Categories
BlogIn the LoopNews

Commission Approves Ban on New Downtown Bars and Apartments


As expected, the Athens-Clarke County Commission approved a temporary ban on most new downtown bars and apartment buildings Tuesday night over concerns about overcrowding and the downtown drinking culture.

The ban covers bars with a capacity greater than 49 people, unless they open in a space that housed a bar within the past year, and apartments with more than three units. It will last for up to one year while a consultant conducts a study on downtown health and safety, and commissioners consider potential new regulations.

Mayor Nancy Denson said she placed the moratorium on the commission’s agenda Monday afternoon to give officials a chance to get a handle on “crowding” and related challenges delivering services like garbage pickup, as well as “excessive drinking.”

“We’ve got enought multifamily student apartments downtown,” Commissioner Mike Hamby said. “We don’t need any more… The same discussion has happened about bars on numerous occasions.”

A number of county officials, as well as many residents, have expressed concern that development and new businesses downtown are almost solely geared toward students, and that other groups, such as families and seniors, are being pushed away.

Although “we can’t prohibit student housing,” Denson said, “what we’re trying to do is encourage a healthy mix.”

For almost 20 years, ACC has encouraged development downtown and discouraged it on the outskirts of the county in an effort to curb sprawl and focus development where services already exist. That has had some unintended and unwelcome consequences, in terms of downtown’s lack of diversity and the local government being somewhat unprepared for several thousand new residents in a small area within just the past few years.

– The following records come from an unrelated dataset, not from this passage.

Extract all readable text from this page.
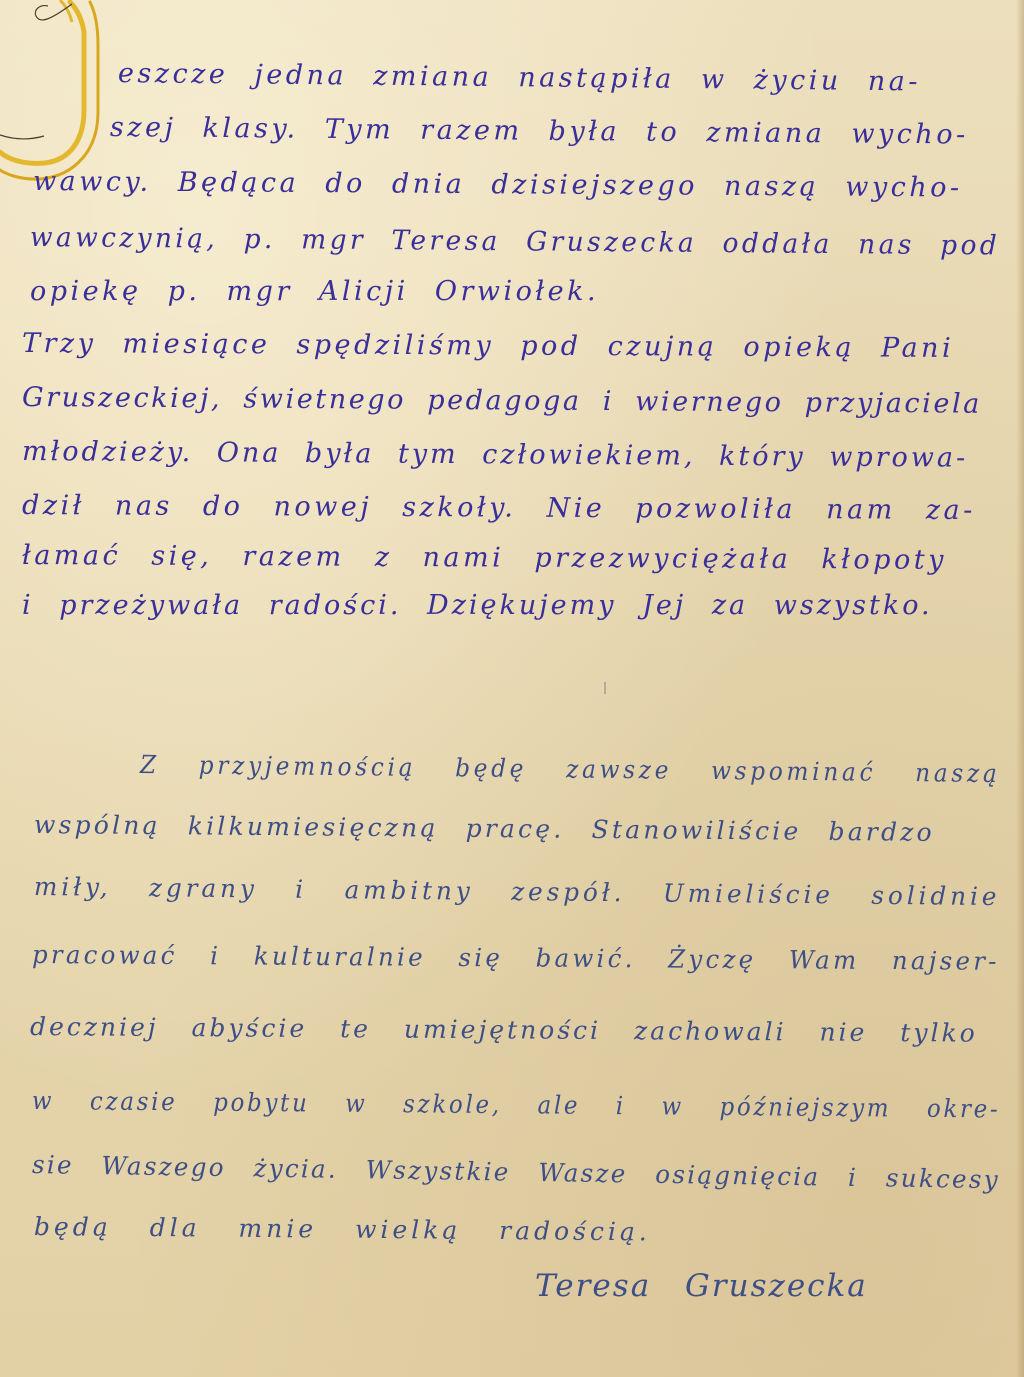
eszcze jedna zmiana nastąpiła w życiu na-
szej klasy. Tym razem była to zmiana wycho-
wawcy. Będąca do dnia dzisiejszego naszą wycho-
wawczynią, p. mgr Teresa Gruszecka oddała nas pod
opiekę p. mgr Alicji Orwiołek.
Trzy miesiące spędziliśmy pod czujną opieką Pani
Gruszeckiej, świetnego pedagoga i wiernego przyjaciela
młodzieży. Ona była tym człowiekiem, który wprowa-
dził nas do nowej szkoły. Nie pozwoliła nam za-
łamać się, razem z nami przezwyciężała kłopoty
i przeżywała radości. Dziękujemy Jej za wszystko.
Z przyjemnością będę zawsze wspominać naszą
wspólną kilkumiesięczną pracę. Stanowiliście bardzo
miły, zgrany i ambitny zespół. Umieliście solidnie
pracować i kulturalnie się bawić. Życzę Wam najser-
deczniej abyście te umiejętności zachowali nie tylko
w czasie pobytu w szkole, ale i w późniejszym okre-
sie Waszego życia. Wszystkie Wasze osiągnięcia i sukcesy
będą dla mnie wielką radością.
Teresa Gruszecka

That’s something ACC has been slow to recognize, said Commissioner Melissa Link.

“You didn’t have to be a rocket scientist to predict that these kinds of problems would ensue,” she said.

“There are things we didn’t deal with incrementally that we have to deal with now,” Commissioner Kelly Girtz said. “Better to deal with them now than ignore them altogether.”

As Commissioner Diane Bell noted, concentrating development downtown has had benefits, such as encouraging people to walk rather than drive. The effort to stop sprawl was successful, she said.

Bell supported the moratorium in spite of her son, bar owner Mark Bell, speaking out against it.

“Safety is a critical, critical, critical issue, and I’m happy for us to be addressing that now,” Diane Bell said.

Although it could curb competition for Mark Bell, at least for the next year, he argued that the moratorium is just another example of the local government taxing and regulating bars to the hilt.

“Many towns would kill to have what we have here in Athens,” he said.

Other speakers were critical of the moratorium’s timing, saying they should have been given more time to weigh it. The 24-hour notice violated the spirit, if not the letter, of the state open meetings law, lawyer Adam Hebberd said.

“For this to be hidden from people, it’s alarming,” downtown business owner Richie Knight said.

Commissioners defended the short notice by pointing out that the moratorium is only temporary, and that it gives everyone time to consider what should be done, if anything.

Left unsaid was that more notice would have given developers more time to circumvent the moratorium by rushing to apply for permits, as Kappa Alpha did just hours before the commission put a moratorium on fraternity houses in residential neighborhoods in 2006.

The downtown moratorium passed 8–2, with commissioners Jerry NeSmith and Jared Bailey voting against it.

This post has been updated to correct the commission vote.